Sonó el timbre de la puerta antes de que pudiese apartar esa idea tan poco alentadora. Por la mirilla divisé la cara del señor Contreras. Abrí la puerta, sintiendo que me empezaba a hervir la sangre.

– Lo siento, pequeña, ya sé que no te gusta que te molesten cuando tienes compañía, pero…

– Tiene razón. No me gusta. Y me es imposible recordar ya cuándo fue la última vez que no subió resoplando a los diez minutos de que llegara mi visita para husmear quién era. Mire. Carol Alvarado. Como ve, no es un hombre. Así que vuelva abajo y deme un respiro, ¿vale?

Se puso en jarras, algo violento.

– Últimamente te estás pasando de la raya, Vic. Lo digo en serio, te has pasado de la raya hablándome así. Si te dejara sola, como andas siempre pregonando que quieres estar, ahora estarías muerta. A lo mejor es lo que quieres, que te deje sola para que alguien te ahogue en un pantano o te atraviese con una bala.

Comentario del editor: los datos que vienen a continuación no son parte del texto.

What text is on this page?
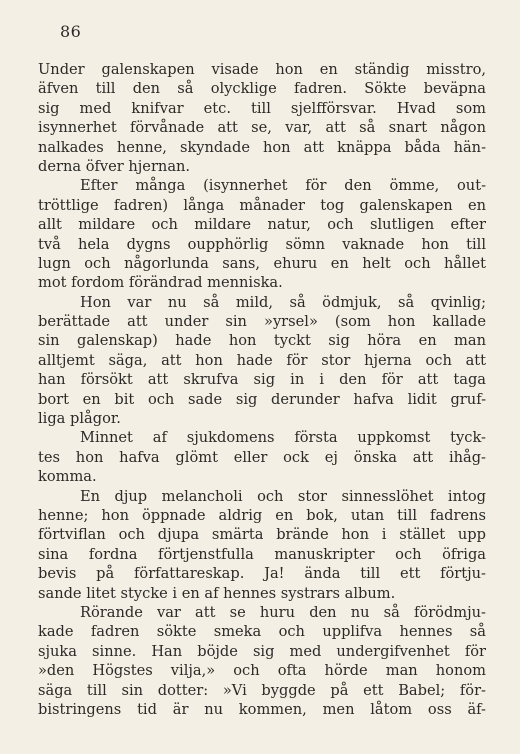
86
Under galenskapen visade hon en ständig misstro,
äfven till den så olycklige fadren. Sökte beväpna
sig med knifvar etc. till sjelfförsvar. Hvad som
isynnerhet förvånade att se, var, att så snart någon
nalkades henne, skyndade hon att knäppa båda hän-
derna öfver hjernan.
Efter många (isynnerhet för den ömme, out-
tröttlige fadren) långa månader tog galenskapen en
allt mildare och mildare natur, och slutligen efter
två hela dygns oupphörlig sömn vaknade hon till
lugn och någorlunda sans, ehuru en helt och hållet
mot fordom förändrad menniska.
Hon var nu så mild, så ödmjuk, så qvinlig;
berättade att under sin »yrsel» (som hon kallade
sin galenskap) hade hon tyckt sig höra en man
alltjemt säga, att hon hade för stor hjerna och att
han försökt att skrufva sig in i den för att taga
bort en bit och sade sig derunder hafva lidit gruf-
liga plågor.
Minnet af sjukdomens första uppkomst tyck-
tes hon hafva glömt eller ock ej önska att ihåg-
komma.
En djup melancholi och stor sinnesslöhet intog
henne; hon öppnade aldrig en bok, utan till fadrens
förtviflan och djupa smärta brände hon i stället upp
sina fordna förtjenstfulla manuskripter och öfriga
bevis på författareskap. Ja! ända till ett förtju-
sande litet stycke i en af hennes systrars album.
Rörande var att se huru den nu så förödmju-
kade fadren sökte smeka och upplifva hennes så
sjuka sinne. Han böjde sig med undergifvenhet för
»den Högstes vilja,» och ofta hörde man honom
säga till sin dotter: »Vi byggde på ett Babel; för-
bistringens tid är nu kommen, men låtom oss äf-
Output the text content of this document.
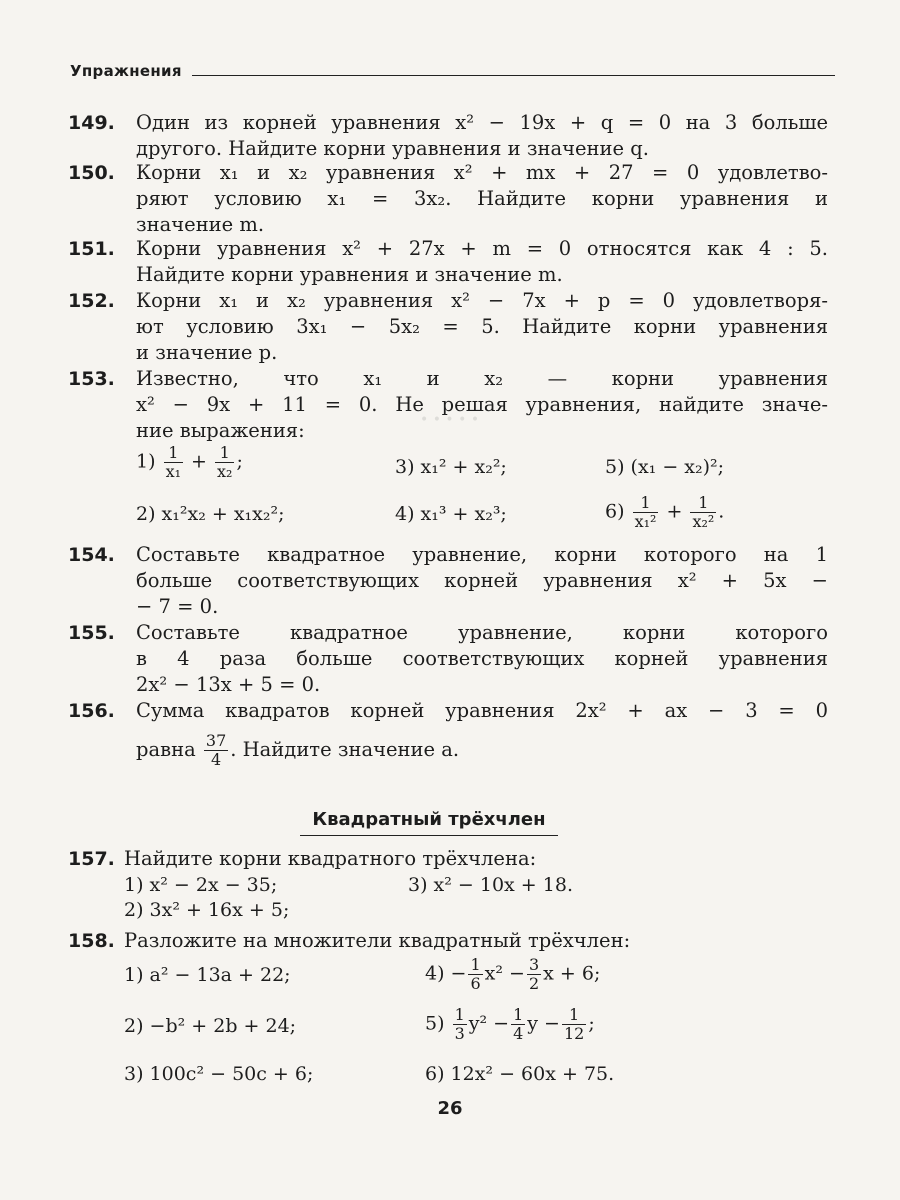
Упражнения
• • • • •
149. Один из корней уравнения x² − 19x + q = 0 на 3 больше
другого. Найдите корни уравнения и значение q.
150. Корни x₁ и x₂ уравнения x² + mx + 27 = 0 удовлетво-
ряют условию x₁ = 3x₂. Найдите корни уравнения и
значение m.
151. Корни уравнения x² + 27x + m = 0 относятся как 4 : 5.
Найдите корни уравнения и значение m.
152. Корни x₁ и x₂ уравнения x² − 7x + p = 0 удовлетворя-
ют условию 3x₁ − 5x₂ = 5. Найдите корни уравнения
и значение p.
153. Известно, что x₁ и x₂ — корни уравнения
x² − 9x + 11 = 0. Не решая уравнения, найдите значе-
ние выражения:
$1) \frac{1}{\text{x₁}} + \frac{1}{\text{x₂}}$ ;	3) x₁² + x₂²;	5) (x₁ − x₂)²;
2) x₁²x₂ + x₁x₂²;	4) x₁³ + x₂³;	$6) \frac{1}{\text{x₁²}} + \frac{1}{\text{x₂²}}$ .
154. Составьте квадратное уравнение, корни которого на 1
больше соответствующих корней уравнения x² + 5x −
− 7 = 0.
155. Составьте квадратное уравнение, корни которого
в 4 раза больше соответствующих корней уравнения
2x² − 13x + 5 = 0.
156. Сумма квадратов корней уравнения 2x² + ax − 3 = 0
равна $\frac{37}{4}$ . Найдите значение a.
Квадратный трёхчлен
157. Найдите корни квадратного трёхчлена:
1) x² − 2x − 35;	3) x² − 10x + 18.
2) 3x² + 16x + 5;
158. Разложите на множители квадратный трёхчлен:
1) a² − 13a + 22;	$4) - \frac{1}{6} x^2 - \frac{3}{2}$ x + 6;
2) −b² + 2b + 24;	$5) \frac{1}{3} y^2 - \frac{1}{4}$ $y - \frac{1}{12}$ ;
3) 100c² − 50c + 6;	6) 12x² − 60x + 75.
26
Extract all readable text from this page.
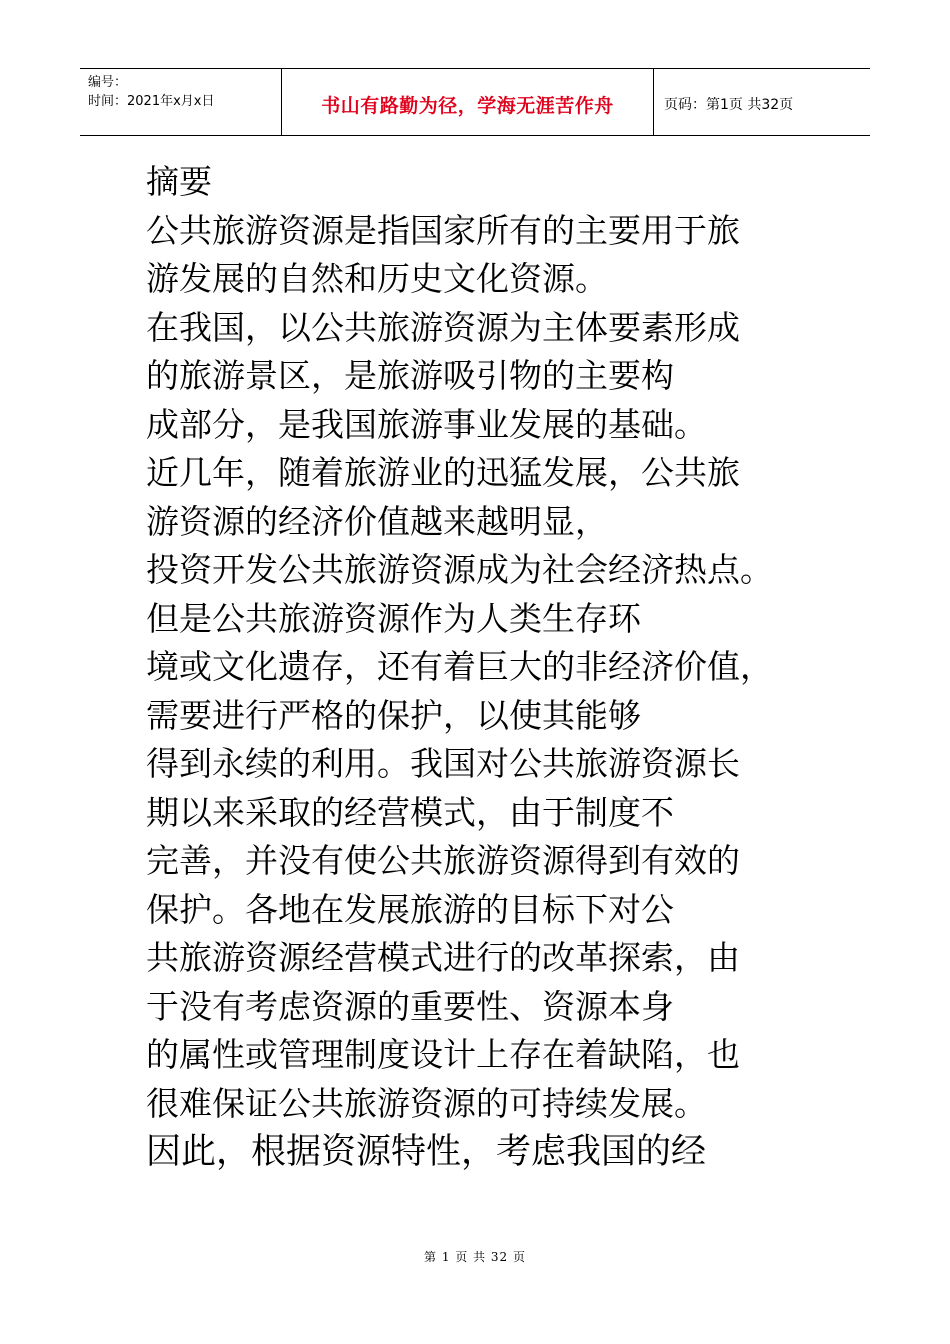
编号：
时间：2021年x月x日	书山有路勤为径，学海无涯苦作舟	页码：第1页 共32页
摘要
公共旅游资源是指国家所有的主要用于旅
游发展的自然和历史文化资源。
在我国，以公共旅游资源为主体要素形成
的旅游景区，是旅游吸引物的主要构
成部分，是我国旅游事业发展的基础。
近几年，随着旅游业的迅猛发展，公共旅
游资源的经济价值越来越明显，
投资开发公共旅游资源成为社会经济热点。
但是公共旅游资源作为人类生存环
境或文化遗存，还有着巨大的非经济价值，
需要进行严格的保护，以使其能够
得到永续的利用。我国对公共旅游资源长
期以来采取的经营模式，由于制度不
完善，并没有使公共旅游资源得到有效的
保护。各地在发展旅游的目标下对公
共旅游资源经营模式进行的改革探索，由
于没有考虑资源的重要性、资源本身
的属性或管理制度设计上存在着缺陷，也
很难保证公共旅游资源的可持续发展。
因此，根据资源特性，考虑我国的经
第 1 页 共 32 页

Sí, de acuerdo, me había salvado la vida una vez, y eso significaba que pretendía haber adquirido un derecho de propiedad sobre mí. Aunque, viendo su mirada furiosa, no pude decirle nada que le hiriese de esa forma. No podía resignarme a pedirle disculpas, pero le pregunté suavizando la voz qué era lo que le había traído al tercer piso.

Siguió unos segundos con el ceño fruncido, pero luego decidió olvidarlo.

– Es el abogado ese de esta calle, el tal Pichea. Está abajo intentando alborotar a la gente, y, por supuesto, Vinnie Buttone está deseando firmar lo que sea. Estaba seguro de que te gustaría saberlo.